Me resulta difícil explicar todo aquello. Estábamos de pie, confundidos, delante de los huérfanos, con la mirada baja. Lajos los mostraba de todos los lados, desde todos los ángulos, de frente y de costado, haciéndolos girar, como si se los hubiese encontrado en la calle, como si se hubiese encontrado a unos niños mugrientos y mal vestidos, abandonados de la mano de Dios, y como si alguno de los presentes —Tibor, Nunu o yo— fuéramos los responsables de su destino. No dijo nada al respecto, pero nos estuvo mostrando a Eva y a Gabor así desde el primer instante. Y lo más extraño es que nosotros —viendo a aquellos dos jóvenes bien cuidados, visiblemente bien vestidos, sospechosamente maduros y demasiado bien enterados de todo, que acababan de caernos desde la luna— sentíamos que hasta cierto punto éramos responsables de ellos, responsables, en el sentido práctico de la palabra; como si nos hubiésemos negado a compartir nuestro pan o nuestro afecto con ellos, aunque tuvieran el derecho y la necesidad de ello.

Ambos huérfanos se mantuvieron a la espera de los acontecimientos, tranquilos, seguramente acostumbrados ya a las puestas en escena de Lajos, conscientes de que no podían evitarlas, de que tenían que esperar que todo transcurriera como él dispusiera, para poder recibir al final los aplausos. Lajos, después de una corta pausa artificial, cuando nosotros ya estábamos llenos de remordimientos por los dos «huérfanos», tosió dos veces, fiel a su antigua costumbre, y prosiguió con sus números de prestidigitación. Todas aquellas demostraciones le ocuparon la mañana entera. Se aplicó con fervor y vimos que ejecutaba sus números de la mejor manera que podía: puso en escena verdaderas lágrimas, besos llenos de fervor; repitió sus números de antaño de una manera puntual. Sus habilidades nos hechizaron a todos. A Nunu también.

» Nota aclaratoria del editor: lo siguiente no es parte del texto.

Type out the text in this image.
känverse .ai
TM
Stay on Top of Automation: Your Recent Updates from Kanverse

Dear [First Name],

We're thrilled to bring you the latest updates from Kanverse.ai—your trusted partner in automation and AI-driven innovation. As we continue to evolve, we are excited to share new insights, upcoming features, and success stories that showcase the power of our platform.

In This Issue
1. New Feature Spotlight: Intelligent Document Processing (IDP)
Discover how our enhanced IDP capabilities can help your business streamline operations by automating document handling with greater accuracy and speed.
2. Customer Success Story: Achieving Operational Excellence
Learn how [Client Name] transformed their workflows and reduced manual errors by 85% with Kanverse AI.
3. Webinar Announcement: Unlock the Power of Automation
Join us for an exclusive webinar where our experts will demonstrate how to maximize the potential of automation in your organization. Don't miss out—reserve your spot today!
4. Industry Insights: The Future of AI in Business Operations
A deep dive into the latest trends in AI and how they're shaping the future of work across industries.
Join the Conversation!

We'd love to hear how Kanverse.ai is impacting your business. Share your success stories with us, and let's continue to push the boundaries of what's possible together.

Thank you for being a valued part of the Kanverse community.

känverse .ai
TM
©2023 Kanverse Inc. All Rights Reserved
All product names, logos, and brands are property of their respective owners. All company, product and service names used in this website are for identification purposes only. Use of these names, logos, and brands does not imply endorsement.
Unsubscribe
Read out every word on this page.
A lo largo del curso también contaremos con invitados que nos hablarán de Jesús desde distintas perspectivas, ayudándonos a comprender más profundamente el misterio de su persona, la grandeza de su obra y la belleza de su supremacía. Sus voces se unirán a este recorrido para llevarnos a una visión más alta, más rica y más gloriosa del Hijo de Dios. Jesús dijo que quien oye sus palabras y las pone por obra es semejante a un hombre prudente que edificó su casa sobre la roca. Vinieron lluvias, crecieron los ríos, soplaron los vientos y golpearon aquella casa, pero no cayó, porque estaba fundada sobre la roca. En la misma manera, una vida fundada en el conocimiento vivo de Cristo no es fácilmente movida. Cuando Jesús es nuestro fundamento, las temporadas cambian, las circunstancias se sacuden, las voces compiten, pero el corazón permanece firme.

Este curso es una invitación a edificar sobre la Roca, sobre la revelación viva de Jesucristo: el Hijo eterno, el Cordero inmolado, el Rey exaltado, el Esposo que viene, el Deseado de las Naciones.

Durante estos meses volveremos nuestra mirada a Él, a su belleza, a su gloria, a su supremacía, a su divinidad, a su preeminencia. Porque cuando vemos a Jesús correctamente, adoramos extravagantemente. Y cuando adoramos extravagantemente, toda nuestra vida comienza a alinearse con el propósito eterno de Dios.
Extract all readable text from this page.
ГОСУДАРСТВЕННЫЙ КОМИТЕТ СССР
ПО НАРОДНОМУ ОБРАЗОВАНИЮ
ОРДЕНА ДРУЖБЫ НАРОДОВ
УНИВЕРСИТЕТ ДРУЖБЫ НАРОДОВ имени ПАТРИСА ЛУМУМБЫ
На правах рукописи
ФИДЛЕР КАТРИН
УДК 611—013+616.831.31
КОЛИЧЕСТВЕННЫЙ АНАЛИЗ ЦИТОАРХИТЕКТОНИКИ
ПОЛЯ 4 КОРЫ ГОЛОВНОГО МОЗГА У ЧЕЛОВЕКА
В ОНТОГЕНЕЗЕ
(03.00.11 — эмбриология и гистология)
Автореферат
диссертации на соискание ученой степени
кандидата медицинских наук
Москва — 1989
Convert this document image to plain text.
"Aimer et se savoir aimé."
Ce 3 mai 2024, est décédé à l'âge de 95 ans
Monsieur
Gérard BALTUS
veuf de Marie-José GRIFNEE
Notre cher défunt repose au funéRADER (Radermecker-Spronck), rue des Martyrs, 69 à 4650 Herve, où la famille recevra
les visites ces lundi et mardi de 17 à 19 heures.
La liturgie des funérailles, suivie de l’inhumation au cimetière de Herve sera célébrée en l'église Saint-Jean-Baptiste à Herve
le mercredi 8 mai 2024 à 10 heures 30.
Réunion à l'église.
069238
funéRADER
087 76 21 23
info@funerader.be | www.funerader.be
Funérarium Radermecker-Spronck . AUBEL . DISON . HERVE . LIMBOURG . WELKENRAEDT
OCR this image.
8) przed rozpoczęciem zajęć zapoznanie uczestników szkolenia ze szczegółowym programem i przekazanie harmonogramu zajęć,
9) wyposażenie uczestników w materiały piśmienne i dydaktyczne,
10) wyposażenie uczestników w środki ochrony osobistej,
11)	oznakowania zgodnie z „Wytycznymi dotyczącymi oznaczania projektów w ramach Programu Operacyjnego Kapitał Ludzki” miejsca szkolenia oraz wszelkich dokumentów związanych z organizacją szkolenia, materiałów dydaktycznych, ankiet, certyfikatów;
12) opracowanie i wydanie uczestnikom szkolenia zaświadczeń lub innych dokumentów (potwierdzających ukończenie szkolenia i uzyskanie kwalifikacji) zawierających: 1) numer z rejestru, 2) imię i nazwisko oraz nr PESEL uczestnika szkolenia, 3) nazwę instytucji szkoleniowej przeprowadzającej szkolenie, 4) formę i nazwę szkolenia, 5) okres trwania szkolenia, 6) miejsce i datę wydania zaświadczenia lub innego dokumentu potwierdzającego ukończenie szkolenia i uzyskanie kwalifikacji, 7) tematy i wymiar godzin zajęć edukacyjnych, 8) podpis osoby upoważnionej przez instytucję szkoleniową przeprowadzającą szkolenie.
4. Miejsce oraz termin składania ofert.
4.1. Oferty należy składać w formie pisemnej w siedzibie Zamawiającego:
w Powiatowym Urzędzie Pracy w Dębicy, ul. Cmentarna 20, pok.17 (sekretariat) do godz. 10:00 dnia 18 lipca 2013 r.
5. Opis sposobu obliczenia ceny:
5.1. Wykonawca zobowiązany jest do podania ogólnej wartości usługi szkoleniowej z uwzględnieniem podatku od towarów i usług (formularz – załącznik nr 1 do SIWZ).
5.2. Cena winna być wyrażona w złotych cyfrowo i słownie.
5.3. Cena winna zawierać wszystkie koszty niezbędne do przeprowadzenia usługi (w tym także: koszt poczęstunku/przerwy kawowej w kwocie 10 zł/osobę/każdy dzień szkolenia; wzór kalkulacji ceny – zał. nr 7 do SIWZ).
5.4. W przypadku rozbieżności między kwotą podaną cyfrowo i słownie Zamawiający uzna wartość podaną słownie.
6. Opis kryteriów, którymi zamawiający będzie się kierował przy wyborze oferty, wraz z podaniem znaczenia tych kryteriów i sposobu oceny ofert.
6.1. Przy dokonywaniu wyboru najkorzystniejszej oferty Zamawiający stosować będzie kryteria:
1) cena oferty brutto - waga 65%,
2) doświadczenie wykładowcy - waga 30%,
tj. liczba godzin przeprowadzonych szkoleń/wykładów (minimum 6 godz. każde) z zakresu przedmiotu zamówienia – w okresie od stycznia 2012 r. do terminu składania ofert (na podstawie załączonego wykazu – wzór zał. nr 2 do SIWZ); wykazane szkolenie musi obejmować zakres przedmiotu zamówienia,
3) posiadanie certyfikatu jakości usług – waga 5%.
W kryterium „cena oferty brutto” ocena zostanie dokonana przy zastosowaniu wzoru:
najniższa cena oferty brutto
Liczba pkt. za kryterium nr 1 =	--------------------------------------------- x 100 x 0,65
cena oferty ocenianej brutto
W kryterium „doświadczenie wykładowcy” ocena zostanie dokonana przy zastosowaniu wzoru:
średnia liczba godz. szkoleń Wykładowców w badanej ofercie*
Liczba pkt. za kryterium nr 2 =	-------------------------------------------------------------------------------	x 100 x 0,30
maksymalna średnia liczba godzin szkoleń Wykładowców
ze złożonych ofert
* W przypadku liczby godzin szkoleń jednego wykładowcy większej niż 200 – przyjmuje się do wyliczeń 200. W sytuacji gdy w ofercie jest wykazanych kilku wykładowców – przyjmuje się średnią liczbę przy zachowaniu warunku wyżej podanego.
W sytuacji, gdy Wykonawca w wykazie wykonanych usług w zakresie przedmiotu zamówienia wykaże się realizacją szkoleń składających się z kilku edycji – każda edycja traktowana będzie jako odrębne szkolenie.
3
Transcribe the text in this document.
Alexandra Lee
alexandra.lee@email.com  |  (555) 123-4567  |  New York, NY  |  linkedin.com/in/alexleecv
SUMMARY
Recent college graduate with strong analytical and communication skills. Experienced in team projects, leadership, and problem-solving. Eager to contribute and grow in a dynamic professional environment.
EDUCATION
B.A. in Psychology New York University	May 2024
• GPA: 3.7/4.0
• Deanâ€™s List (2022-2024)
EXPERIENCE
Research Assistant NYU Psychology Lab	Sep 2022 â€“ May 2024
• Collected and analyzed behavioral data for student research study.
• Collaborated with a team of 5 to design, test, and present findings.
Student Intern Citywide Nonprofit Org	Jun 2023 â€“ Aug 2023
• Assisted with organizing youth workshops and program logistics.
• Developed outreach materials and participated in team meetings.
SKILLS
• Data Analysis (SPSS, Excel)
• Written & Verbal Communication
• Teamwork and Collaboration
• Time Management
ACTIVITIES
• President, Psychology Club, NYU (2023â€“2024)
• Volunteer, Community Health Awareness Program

Durante la primera hora, nadie más pudo decir ni una palabra y admiramos su interpretación con el aliento contenido. Le dio un beso a Nunu, la volvió a besar en ambas mejillas y, a continuación, sacó de su cartera una carta, la carta de un secretario de Estado: el alto funcionario anunciaba a Lajos que había recibido su petición, en la que solicitaba un puesto de jefa de oficina de correos para Nunu, y que trataría de satisfacer su deseo. Tuve la carta entre las manos: estaba escrita en papel oficial, llevaba un sello y una marca de agua, y en la cabecera se leían, escritas en letras de imprenta, las palabras «Secretario de Estado». La carta era auténtica, sin ninguna duda: Lajos había hecho, efectivamente, algo por Nunu. Lo que nadie mencionó es que él se lo había prometido a Nunu quince años antes, lo que nadie recordó es que Nunu tenía ya casi setenta años, y había olvidado por completo sus sueños de convertirse en jefa de oficina de correos, que ya no estaba capacitada para ello, que a su edad nadie la emplearía para un puesto de tanta responsabilidad, y que Lajos llegaba tarde con su acto bondadoso, que llegaba con quince años de retraso. Nadie pensó en eso.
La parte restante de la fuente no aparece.